È vero che spesso anche le gaffe o gli strafalcioni sono voluti?

«Sì. Spesso fanno parte di strategie di allargamento. Li ha usati anche Trump durante le ultime presidenziali. Aveva un team corposo di persone che faceva analisi e propagazione…».

Cioè?

«Studiavano che cosa si volevano sentir dire gli americani e facevano partire la diffusione di quel contenuto, pensato a volte anche per micro target. Prima di Trump anche Obama aveva usato questa tecnica. Ed è l’arma mediatica in più del Movimento Cinque Stelle».

Analisi e propagazione non rischiano di essere strumenti populistici.

«Sì, il messaggio populistico si diffonde con grande facilità attraverso i social network, ma poi, in virtù del fatto che i cittadini controllano le promesse dei politici, è più difficile gestire le aspettative: se hai vinto le elezioni sparando cazzate irrealizzabili, gli stessi social network ti si possono rivoltare contro. Tornando ai Cinque Stelle, Gianroberto Casaleggio…».

…padre fondatore del Movimento…

«… In pratica ha creato a tavolino un partito con il 30% dei consensi, con una capacità tecnica incredibile di diffondere il messaggio centralizzandone la gestione. Ha immaginato per il M5S un processo che è esattamente quello usato dalle imprese per affrontare il mercato».

Silvio Berlusconi aveva fatto qualcosa di simile nel 1994 con Forza Italia?

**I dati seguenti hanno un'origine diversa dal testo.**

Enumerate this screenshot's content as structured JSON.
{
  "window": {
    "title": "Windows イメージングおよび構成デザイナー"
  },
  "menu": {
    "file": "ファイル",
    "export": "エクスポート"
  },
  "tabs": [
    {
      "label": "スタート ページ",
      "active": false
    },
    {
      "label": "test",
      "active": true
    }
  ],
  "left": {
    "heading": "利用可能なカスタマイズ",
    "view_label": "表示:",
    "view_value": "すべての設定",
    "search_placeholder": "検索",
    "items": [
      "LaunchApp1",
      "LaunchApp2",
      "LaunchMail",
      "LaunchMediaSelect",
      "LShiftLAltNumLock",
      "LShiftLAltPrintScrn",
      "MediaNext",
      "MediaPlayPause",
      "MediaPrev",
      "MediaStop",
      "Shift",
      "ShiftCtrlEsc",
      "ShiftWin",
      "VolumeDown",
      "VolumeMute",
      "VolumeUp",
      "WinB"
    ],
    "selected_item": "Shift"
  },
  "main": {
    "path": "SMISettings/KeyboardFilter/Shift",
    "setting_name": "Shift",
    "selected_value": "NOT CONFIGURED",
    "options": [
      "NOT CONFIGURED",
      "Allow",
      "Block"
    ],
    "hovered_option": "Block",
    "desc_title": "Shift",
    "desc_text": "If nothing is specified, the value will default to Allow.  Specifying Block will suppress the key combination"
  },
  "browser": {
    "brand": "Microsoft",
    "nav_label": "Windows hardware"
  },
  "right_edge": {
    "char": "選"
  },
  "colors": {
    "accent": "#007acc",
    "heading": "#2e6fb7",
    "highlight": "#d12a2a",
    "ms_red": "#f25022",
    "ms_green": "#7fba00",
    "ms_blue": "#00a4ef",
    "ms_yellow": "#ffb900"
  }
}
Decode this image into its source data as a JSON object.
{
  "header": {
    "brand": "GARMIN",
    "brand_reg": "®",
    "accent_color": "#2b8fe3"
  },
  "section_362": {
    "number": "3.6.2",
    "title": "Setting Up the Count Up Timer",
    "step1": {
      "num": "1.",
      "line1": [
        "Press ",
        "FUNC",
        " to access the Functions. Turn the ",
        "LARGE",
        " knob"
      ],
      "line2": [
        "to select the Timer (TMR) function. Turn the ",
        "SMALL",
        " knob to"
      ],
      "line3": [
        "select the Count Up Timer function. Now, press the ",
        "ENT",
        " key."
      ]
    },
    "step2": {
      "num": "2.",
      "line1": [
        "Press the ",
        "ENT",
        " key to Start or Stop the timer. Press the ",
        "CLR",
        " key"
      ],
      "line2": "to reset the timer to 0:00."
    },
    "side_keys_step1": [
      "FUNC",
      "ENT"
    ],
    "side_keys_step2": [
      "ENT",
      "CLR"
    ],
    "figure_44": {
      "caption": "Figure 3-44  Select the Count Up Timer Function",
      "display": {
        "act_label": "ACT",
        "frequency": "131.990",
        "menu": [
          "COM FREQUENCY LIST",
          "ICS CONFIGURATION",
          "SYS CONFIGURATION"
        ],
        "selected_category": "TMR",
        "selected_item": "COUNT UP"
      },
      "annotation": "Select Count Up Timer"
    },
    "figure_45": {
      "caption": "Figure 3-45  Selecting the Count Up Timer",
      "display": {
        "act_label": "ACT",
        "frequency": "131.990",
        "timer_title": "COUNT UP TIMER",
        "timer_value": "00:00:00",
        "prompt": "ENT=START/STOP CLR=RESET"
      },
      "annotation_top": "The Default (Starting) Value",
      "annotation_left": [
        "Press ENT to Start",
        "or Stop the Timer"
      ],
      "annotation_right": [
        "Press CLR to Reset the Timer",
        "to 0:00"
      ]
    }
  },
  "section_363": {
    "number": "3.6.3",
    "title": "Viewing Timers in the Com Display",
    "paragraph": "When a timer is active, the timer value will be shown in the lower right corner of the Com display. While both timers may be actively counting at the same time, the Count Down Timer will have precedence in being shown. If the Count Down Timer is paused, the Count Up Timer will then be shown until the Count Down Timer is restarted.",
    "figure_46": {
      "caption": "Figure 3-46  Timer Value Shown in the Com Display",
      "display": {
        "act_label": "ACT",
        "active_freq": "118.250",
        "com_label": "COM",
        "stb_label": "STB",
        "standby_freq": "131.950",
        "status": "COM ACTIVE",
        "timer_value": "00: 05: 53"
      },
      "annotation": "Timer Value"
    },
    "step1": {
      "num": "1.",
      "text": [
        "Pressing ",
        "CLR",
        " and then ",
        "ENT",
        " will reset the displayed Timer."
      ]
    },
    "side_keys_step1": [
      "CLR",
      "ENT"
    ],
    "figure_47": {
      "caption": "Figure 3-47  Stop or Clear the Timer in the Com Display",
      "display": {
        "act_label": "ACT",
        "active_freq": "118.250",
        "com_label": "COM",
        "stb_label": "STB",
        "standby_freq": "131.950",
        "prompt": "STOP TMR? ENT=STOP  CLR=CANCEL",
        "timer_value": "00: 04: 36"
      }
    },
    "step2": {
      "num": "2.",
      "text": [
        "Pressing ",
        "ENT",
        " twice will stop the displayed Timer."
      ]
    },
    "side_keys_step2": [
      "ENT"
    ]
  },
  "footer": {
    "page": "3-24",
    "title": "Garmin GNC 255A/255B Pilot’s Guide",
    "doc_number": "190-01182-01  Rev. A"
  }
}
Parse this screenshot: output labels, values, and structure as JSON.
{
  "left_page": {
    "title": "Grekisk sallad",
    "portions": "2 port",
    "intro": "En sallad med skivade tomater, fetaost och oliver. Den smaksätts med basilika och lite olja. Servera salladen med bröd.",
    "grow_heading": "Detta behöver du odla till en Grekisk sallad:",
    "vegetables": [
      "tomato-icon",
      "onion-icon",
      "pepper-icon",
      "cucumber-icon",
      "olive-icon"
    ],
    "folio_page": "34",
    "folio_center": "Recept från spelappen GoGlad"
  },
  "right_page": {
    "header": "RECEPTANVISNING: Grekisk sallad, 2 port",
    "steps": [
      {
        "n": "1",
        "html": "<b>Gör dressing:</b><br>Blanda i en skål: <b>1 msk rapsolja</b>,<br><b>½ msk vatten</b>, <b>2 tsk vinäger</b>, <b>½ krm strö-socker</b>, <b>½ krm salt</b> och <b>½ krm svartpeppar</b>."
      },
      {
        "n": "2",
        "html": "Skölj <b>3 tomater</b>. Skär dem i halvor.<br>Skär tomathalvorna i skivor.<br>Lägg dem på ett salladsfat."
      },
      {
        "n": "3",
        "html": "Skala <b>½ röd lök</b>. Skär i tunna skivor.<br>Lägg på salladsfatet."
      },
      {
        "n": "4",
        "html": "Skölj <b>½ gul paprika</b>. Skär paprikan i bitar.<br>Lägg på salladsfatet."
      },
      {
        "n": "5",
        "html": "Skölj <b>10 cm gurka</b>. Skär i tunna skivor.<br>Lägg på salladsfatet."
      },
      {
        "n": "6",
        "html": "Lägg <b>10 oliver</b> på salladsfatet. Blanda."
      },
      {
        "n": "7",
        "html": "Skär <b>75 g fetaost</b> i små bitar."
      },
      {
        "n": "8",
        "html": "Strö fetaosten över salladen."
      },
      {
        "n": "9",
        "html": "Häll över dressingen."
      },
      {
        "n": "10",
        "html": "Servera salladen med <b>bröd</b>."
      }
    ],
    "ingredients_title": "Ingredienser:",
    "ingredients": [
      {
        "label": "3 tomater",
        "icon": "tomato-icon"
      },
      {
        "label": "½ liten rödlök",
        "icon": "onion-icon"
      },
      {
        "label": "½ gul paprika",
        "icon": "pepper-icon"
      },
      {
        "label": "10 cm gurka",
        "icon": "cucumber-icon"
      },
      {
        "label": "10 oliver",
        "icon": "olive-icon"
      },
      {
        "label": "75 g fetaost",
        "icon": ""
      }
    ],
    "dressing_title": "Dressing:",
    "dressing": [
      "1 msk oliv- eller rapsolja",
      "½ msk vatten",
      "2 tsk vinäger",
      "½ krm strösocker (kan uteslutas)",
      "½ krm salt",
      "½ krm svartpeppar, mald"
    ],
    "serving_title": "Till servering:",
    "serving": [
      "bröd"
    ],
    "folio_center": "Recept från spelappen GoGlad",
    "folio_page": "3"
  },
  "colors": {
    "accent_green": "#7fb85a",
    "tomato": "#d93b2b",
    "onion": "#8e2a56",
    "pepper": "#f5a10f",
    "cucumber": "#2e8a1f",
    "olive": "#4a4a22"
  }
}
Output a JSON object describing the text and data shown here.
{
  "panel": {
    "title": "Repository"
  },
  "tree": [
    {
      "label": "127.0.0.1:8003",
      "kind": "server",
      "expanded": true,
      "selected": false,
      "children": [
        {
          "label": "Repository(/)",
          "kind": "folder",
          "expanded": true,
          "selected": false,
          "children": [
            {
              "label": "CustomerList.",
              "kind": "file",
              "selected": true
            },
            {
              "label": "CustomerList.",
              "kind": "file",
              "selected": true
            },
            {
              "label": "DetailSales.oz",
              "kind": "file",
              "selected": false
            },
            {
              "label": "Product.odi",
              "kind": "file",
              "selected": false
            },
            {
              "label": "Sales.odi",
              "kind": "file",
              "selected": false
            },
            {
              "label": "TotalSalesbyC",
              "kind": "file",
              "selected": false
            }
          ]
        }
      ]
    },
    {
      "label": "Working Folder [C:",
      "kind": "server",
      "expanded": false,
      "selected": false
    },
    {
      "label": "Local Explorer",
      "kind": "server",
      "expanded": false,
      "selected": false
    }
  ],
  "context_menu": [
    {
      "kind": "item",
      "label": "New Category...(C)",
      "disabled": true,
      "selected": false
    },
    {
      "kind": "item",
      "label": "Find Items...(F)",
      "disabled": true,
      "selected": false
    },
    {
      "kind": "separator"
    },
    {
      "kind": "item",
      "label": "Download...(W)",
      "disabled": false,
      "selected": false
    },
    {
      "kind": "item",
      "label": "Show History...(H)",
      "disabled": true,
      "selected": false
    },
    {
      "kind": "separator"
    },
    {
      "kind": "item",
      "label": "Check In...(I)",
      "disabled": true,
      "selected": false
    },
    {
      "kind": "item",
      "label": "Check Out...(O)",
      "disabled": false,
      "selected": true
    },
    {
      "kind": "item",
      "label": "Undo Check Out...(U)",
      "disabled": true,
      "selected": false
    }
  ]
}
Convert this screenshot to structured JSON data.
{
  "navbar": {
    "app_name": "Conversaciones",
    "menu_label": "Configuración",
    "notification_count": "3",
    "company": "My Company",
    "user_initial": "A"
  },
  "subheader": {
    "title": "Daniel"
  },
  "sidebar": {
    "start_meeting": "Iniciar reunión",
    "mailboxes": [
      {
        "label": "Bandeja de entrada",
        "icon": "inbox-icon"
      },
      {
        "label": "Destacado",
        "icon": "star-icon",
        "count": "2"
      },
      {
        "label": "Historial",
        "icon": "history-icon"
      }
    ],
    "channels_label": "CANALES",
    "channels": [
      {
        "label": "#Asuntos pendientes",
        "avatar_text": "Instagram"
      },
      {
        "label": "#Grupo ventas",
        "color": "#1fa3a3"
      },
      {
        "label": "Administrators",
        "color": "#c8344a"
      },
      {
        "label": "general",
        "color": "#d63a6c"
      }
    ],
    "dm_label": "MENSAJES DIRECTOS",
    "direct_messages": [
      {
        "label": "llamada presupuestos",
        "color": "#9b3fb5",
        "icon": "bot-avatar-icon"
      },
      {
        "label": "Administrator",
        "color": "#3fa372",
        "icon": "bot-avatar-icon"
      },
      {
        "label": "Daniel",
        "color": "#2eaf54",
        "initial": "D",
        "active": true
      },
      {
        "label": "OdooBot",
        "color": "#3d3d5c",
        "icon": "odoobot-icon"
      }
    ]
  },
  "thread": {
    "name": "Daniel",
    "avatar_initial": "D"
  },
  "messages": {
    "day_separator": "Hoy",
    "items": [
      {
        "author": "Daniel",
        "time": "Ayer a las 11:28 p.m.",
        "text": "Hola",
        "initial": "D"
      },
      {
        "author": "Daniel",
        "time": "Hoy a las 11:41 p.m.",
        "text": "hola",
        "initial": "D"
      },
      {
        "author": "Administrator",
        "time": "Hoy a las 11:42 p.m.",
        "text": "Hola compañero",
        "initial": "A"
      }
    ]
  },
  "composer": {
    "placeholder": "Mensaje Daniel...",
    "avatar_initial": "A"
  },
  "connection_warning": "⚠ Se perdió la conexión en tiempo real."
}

«Esattamente. La tecnica comunicativa dei Cinque Stelle è assolutamente berlusconiana, ma il Cavaliere l’aveva messa in pratica ventitré anni fa con mezzi decisamente diversi. Oggi tutti i partiti dovrebbero reimmaginare la loro comunicazione e pensare che non c’è più differenza tra online e offline: l’organizzazione strategica diventa il perno fondamentale!».